La République du Tchad a célébré, ce lundi 1er décembre 2025, le 35e anniversaire de la Journée de la Liberté et de la Démocratie. L’événement, commémoré sur l’ensemble du territoire, a connu son moment fort à N’Djaména avec une imposante cérémonie de prise d’armes à la Place de la Nation. Présidée par le Maréchal Mahamat Idriss Déby Itno, Chef de l’État et Chef Suprême des Armées, cette journée est l’occasion de se remémorer la chute du régime Habré en 1990. Au-delà du faste militaire, cette édition 2025 s’inscrit dans un contexte de transition politique tendue, où le pouvoir cherche à concilier l’héritage historique et la promesse de souveraineté et de réformes démocratiques futures.

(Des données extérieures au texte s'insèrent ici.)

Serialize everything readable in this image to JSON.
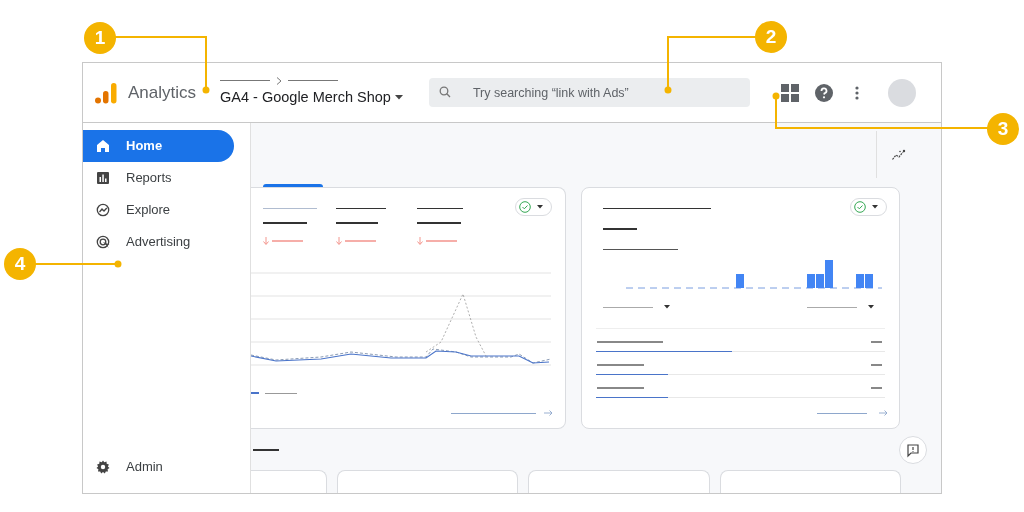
{
  "callouts": [
    {
      "number": "1"
    },
    {
      "number": "2"
    },
    {
      "number": "3"
    },
    {
      "number": "4"
    }
  ],
  "header": {
    "product": "Analytics",
    "property": "GA4 - Google Merch Shop",
    "search": {
      "placeholder": "Try searching “link with Ads”"
    }
  },
  "nav": [
    {
      "label": "Home",
      "kind": "home",
      "selected": true
    },
    {
      "label": "Reports",
      "kind": "reports",
      "selected": false
    },
    {
      "label": "Explore",
      "kind": "explore",
      "selected": false
    },
    {
      "label": "Advertising",
      "kind": "advertising",
      "selected": false
    }
  ],
  "breakdown": [
    {
      "level": 0.47
    },
    {
      "level": 0.25
    },
    {
      "level": 0.25
    }
  ],
  "admin": {
    "label": "Admin"
  }
}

Le 1er décembre n’est pas une simple date d’anniversaire ; elle est le point de départ d’une nouvelle ère politique au Tchad. Il y a 35 ans, en 1990, cette journée marquait l’entrée du Mouvement Patriotique du Salut (MPS) à N’Djaména, consacrant la fin du régime autoritaire d’Hissène Habré et l’avènement, sur le papier, du multipartisme et des valeurs démocratiques. C’est cette rupture historique que la Journée de la Liberté et de la Démocratie est censée immortaliser.
À la Place de la Nation de N’Djaména, la 35e édition a été célébrée avec le prestige de la tradition militaire. La prise d’armes, présidée par le Maréchal Mahamat Idriss Déby Itno, a servi de puissante démonstration de cohésion et de force des Forces de Défense et de Sécurité. En tant que Chef Suprême des Armées, sa présence souligne le rôle central de l’institution militaire comme garante de l’intégrité du territoire et de la stabilité, un pilier jugé essentiel pour le processus de transition en cours.
Le discours officiel, analysé à travers le prisme des déclarations récentes du Chef de l’État, s’articule autour de trois axes majeurs. D’abord, la réaffirmation de la souveraineté nationale. Suite à des décisions majeures en matière de coopération sécuritaire (comme le désengagement des troupes françaises), le Président insiste sur la nécessité pour le Tchad d’être maître de son destin.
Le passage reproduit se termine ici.